[15]

31.5K 2.7K 57
                                    

lama, ya?😅

.

UNTUK KESEKIAN KALINYA, Raziel dilanda rasa takut dan khawatir yang sama, diakibatkan oleh orang yang sama. Andaikan Raziel mampu untuk bernapas, ia yakin deru napasnya sudah terengah-engah. Menunggu perempuan yang ia kasihi membuat dirinya tak bisa menguasai dirinya. Tidak ia pedulikan sengatan perih yang berasal dari tangannya.

Raziel terkejut bukan main tatkala mendengar jeritan yang amat keras dari dalam ruang kerjanya. Terlebih saat ia sadari jeritan itu merupakan suara Elra. Bergegas ia meninggalkan semua hal yang harus ia kerjakan dan tanpa perlu melewati pintu, Raziel melompat dari jendela lalu melesat secepat yang ia bisa.

Jalan menuju danau tidaklah jauh, tetapi semua pikiran buruk itu membuat langkah kedua kakinya terasa berat. Ditambah lagi jeritan Elra tak hanya satu-dua kali ia dengar, walau sisanya terdengar samar-samar. Ia ingin menambah kecepatan langkahnya saat ia mendengar suara rintihan–tak jauh dari posisi ia berhenti.

Keterkejutan Raziel tak berhenti sampai disitu, ia menemukan kondisi Jack yang memiliki luka sayatan mengerikan di bagian dadanya–merobek pakaian dan kulitnya. Dan dengan satu kali melihat, ia tahu benar jika luka itu disebabkan oleh senjata yang mengandung perak karena Jack yang tak kunjung menyembuhkan diri.

Raziel berjalan mendekati Jack dan kembali merasakan sensasi yang sama. Di sebuah pohon, adikknya–Astrid–terikat kuat. Darah menggenang di bawah kakinya. Tentu saja Raziel yakin jika perak pasti melumuri tali itu.

Susah payah Raziel melepaskan ikatan itu, mengakibatkan telapak tangannya melepuh. Ia memberikan pesan pada Maryln untuk menyusulnya, membawa sejumlah pasukan untuk membawa Jack dan Astrid. Pikiran-pikiran buruk yang bercokol di benaknya jelas membuat perasaannya semakin terasa mengganggu.
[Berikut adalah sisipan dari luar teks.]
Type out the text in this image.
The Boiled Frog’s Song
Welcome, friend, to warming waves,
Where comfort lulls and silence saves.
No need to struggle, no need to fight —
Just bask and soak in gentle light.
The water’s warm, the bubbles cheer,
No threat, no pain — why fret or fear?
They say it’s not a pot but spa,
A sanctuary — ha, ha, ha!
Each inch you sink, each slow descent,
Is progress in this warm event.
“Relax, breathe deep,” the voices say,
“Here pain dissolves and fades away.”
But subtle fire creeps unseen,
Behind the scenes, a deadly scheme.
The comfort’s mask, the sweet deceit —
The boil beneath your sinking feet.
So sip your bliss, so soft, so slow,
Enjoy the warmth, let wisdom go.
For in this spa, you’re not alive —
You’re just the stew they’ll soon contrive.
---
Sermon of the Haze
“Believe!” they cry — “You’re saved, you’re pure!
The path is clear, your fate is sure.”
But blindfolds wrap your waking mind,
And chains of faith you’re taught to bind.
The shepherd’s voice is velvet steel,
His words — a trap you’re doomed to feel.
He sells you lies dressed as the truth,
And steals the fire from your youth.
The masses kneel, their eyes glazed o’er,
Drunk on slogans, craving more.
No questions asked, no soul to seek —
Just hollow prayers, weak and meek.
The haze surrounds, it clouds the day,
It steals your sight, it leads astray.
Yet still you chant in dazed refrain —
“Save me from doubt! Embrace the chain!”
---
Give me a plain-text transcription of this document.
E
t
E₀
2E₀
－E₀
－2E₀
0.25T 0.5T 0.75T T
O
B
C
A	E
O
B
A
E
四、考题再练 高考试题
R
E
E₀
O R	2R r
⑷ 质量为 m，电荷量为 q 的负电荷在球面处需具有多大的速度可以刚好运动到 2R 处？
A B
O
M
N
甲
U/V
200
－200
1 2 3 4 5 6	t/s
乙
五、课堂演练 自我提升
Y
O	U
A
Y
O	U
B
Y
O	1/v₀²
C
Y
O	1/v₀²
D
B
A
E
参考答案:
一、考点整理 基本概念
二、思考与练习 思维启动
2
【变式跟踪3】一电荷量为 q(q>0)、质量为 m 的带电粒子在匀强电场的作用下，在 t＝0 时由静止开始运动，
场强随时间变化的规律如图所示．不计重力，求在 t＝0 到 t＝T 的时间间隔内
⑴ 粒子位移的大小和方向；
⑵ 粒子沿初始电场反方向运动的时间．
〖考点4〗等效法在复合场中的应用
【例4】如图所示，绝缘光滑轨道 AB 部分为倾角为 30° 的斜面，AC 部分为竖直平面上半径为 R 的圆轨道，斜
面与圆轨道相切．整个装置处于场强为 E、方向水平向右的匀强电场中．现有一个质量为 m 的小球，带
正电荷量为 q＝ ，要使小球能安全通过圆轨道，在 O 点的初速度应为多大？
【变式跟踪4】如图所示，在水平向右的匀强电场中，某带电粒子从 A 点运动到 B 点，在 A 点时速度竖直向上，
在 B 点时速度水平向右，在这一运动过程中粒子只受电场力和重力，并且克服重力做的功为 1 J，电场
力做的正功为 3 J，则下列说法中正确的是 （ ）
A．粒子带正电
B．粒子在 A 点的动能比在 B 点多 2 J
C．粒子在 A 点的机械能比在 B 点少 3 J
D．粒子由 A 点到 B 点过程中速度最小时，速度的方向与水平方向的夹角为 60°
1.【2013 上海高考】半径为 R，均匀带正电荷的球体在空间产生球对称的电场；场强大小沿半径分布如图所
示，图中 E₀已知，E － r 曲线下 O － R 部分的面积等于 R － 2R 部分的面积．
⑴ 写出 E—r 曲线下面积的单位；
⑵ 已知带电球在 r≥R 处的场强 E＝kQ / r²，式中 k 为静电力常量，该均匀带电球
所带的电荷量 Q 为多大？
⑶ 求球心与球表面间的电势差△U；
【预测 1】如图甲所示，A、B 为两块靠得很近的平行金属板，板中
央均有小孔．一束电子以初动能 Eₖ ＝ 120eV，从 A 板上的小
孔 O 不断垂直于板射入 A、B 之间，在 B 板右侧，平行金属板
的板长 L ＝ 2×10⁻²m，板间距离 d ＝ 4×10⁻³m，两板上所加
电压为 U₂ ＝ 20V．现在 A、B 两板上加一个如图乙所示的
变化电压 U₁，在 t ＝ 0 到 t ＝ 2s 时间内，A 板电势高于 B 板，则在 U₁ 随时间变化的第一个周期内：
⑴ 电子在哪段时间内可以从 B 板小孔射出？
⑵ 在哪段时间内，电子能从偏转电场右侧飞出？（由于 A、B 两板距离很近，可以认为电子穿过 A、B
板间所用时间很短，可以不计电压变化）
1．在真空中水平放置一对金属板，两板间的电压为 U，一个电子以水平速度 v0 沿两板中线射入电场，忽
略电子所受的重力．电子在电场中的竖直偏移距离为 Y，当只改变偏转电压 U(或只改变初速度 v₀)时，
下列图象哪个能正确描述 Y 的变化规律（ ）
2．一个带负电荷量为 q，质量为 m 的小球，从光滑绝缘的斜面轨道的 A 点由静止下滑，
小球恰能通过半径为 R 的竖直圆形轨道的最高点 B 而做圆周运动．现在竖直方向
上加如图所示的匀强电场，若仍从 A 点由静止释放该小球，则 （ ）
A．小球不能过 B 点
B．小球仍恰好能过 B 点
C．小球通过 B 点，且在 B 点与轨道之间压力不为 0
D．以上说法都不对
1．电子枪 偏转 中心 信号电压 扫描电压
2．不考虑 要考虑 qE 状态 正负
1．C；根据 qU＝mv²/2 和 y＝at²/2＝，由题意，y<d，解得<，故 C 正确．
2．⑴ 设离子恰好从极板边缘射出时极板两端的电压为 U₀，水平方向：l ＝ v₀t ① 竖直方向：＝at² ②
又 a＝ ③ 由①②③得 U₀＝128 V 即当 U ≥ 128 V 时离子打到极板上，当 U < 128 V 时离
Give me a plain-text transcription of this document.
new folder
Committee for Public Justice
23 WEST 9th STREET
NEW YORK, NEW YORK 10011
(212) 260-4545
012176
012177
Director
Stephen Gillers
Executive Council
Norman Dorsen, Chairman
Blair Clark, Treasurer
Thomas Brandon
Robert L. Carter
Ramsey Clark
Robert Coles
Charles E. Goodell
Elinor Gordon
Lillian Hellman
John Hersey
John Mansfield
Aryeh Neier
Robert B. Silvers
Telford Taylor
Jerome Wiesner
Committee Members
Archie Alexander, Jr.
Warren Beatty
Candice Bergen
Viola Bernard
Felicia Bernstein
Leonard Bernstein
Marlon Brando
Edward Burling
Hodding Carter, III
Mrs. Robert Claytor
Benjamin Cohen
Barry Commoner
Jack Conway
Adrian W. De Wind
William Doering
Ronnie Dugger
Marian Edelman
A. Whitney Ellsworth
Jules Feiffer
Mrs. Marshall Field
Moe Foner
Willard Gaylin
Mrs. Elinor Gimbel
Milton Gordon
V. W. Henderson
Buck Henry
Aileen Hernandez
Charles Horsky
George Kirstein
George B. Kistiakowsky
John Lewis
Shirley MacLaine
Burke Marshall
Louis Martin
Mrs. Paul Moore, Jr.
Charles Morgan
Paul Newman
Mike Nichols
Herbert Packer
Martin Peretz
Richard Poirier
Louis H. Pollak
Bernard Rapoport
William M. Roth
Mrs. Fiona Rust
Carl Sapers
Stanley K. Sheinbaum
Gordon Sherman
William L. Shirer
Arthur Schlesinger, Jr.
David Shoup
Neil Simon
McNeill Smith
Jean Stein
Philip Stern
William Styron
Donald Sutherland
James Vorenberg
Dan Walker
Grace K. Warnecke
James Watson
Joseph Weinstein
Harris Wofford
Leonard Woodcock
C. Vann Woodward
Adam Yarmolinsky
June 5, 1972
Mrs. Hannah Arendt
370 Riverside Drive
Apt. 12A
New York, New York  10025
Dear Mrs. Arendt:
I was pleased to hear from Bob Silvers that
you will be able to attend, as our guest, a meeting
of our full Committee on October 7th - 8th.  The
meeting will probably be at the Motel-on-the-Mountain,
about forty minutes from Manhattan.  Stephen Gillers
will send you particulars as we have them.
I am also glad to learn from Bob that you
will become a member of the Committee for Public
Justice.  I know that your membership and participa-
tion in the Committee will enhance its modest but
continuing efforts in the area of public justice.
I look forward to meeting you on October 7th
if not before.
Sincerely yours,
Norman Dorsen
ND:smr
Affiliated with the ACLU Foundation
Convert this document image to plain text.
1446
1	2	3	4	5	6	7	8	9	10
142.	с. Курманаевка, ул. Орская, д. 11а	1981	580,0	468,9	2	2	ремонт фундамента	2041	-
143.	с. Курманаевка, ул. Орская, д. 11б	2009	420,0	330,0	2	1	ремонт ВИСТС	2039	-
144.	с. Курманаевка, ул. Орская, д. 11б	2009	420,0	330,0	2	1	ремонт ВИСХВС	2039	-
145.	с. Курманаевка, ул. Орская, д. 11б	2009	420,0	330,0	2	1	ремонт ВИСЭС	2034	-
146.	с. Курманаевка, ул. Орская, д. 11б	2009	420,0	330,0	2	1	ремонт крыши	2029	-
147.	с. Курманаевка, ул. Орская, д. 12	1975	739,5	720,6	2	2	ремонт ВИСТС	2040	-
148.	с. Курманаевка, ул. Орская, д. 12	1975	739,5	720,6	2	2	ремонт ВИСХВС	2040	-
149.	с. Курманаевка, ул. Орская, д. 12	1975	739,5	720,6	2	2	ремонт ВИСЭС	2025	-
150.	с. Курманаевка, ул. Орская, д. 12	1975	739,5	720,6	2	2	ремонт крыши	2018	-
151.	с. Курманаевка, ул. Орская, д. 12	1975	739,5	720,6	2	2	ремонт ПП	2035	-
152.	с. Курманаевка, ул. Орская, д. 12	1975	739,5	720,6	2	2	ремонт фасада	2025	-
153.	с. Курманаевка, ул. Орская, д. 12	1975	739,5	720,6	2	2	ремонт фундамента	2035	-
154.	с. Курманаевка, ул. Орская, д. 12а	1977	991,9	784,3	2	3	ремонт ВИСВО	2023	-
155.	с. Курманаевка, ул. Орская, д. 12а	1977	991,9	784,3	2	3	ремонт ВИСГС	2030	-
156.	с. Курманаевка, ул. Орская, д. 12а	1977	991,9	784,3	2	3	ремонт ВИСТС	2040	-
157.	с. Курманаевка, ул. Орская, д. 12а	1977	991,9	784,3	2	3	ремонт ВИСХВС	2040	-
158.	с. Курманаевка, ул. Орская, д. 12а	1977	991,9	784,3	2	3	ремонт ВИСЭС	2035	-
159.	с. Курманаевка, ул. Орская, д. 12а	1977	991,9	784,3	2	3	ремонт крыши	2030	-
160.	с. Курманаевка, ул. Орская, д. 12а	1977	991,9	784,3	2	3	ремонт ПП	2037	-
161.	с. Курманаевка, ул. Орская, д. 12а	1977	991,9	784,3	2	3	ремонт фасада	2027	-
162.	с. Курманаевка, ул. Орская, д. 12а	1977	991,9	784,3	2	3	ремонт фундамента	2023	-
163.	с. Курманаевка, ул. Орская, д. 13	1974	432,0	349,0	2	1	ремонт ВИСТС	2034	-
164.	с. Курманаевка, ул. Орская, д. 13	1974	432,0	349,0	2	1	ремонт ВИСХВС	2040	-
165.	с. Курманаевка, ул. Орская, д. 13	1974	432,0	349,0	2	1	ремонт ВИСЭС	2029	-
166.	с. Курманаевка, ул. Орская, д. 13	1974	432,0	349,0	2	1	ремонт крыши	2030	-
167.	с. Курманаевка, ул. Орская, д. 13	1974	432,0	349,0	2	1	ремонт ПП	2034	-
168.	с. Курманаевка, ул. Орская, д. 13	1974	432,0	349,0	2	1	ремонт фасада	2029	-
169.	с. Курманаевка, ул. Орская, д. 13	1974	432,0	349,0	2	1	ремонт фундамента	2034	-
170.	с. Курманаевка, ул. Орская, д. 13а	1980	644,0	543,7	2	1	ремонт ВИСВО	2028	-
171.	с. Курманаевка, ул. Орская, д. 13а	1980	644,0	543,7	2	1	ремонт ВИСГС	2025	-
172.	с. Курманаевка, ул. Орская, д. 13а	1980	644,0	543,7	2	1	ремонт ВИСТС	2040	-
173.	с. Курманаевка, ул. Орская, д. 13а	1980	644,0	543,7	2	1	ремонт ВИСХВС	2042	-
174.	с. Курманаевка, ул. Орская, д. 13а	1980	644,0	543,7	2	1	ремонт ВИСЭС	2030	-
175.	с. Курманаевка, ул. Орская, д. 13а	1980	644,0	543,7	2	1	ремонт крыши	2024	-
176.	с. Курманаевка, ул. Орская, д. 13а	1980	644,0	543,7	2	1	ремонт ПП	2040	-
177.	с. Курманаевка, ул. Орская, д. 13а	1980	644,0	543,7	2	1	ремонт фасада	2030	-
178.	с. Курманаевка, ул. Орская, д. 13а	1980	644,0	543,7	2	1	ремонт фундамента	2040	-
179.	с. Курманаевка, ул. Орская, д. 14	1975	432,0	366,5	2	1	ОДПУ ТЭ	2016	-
Selepas Jack dan Astrid selesai dibawa oleh para prajurit, Raziel bersama Maryln pergi mencari dimana Elra berada dengan mengandalkan aroma Elra yang perlahan-lahan mulai memudar. Ketakutan jelas menjalari sekujur tubuh Raziel, ia takut apa yang ia pikirkan akan terjadi. Karena baginya, ia tidak tahu apa yang akan terjadi selanjutnya apabila Elra turut meninggalkannya.

Andaikan vampir masih memiliki air mata untuk menangis, pastilah Raziel sudah menangis detik itu. Menemukan Elra dengan keadaan yang tidak jauh lebih baik daripada Jack dan Astrid.

Elra tak sadarkan diri di atas lumpur. Dikelilingi oleh darah yang Raziel sendiri tidak yakin darimana darah itu berasal. Rambut saljunya basah dan kotor, pun dengan pakaiannya yang tak berbeda dengan warna tanah. Raziel meringis melihat kedua tangan Elra yang memiliki bekas tusukan dan garis lebam. Raziel mengendus, dan menggeram penuh amarah ketika mendapati aroma wolfsbane.

"Yang Mulia–"

Brak!

Johannes menghindar secepat mungkin. Ia tahu jika Tuannya sedang dalam keadaan yang tidak baik, maka ia sudah pasti tidak sadar jika baru saja dirinya melayangkan tinjuan ke arahnya.

"Maafkan aku," ucap Raziel setelah menyadari perbuatannya. Pikirannya terbagi-bagi. Laki-laki itu kalut. Jack, Astrid, dan Elra. Ketiga orang itu memiliki tiang penting dalam kehidupannya.

Namun Johannes tidak memiliki masalah dengan itu. "Lupakan saja, Yang Mulia. Anda bisa menghabisi saya jika kemarahan itu perlu dilampiaskan."

"Tidak. Apa yang ingin kau sampaikan?"

Johannes membungkuk. "Luka yang Jack dapatkan sudah tertutup. Namun ia masih belum sadarkan diri. Sementara Astrid baik-baik saja. Tali-tali itu memang dilumuri perak, tetapi tidak berakibat buruk pada tubuhnya. Genangan darah yang Anda lihat itu berasal dari telapak kakinya yang sempat menginjak cairan perak."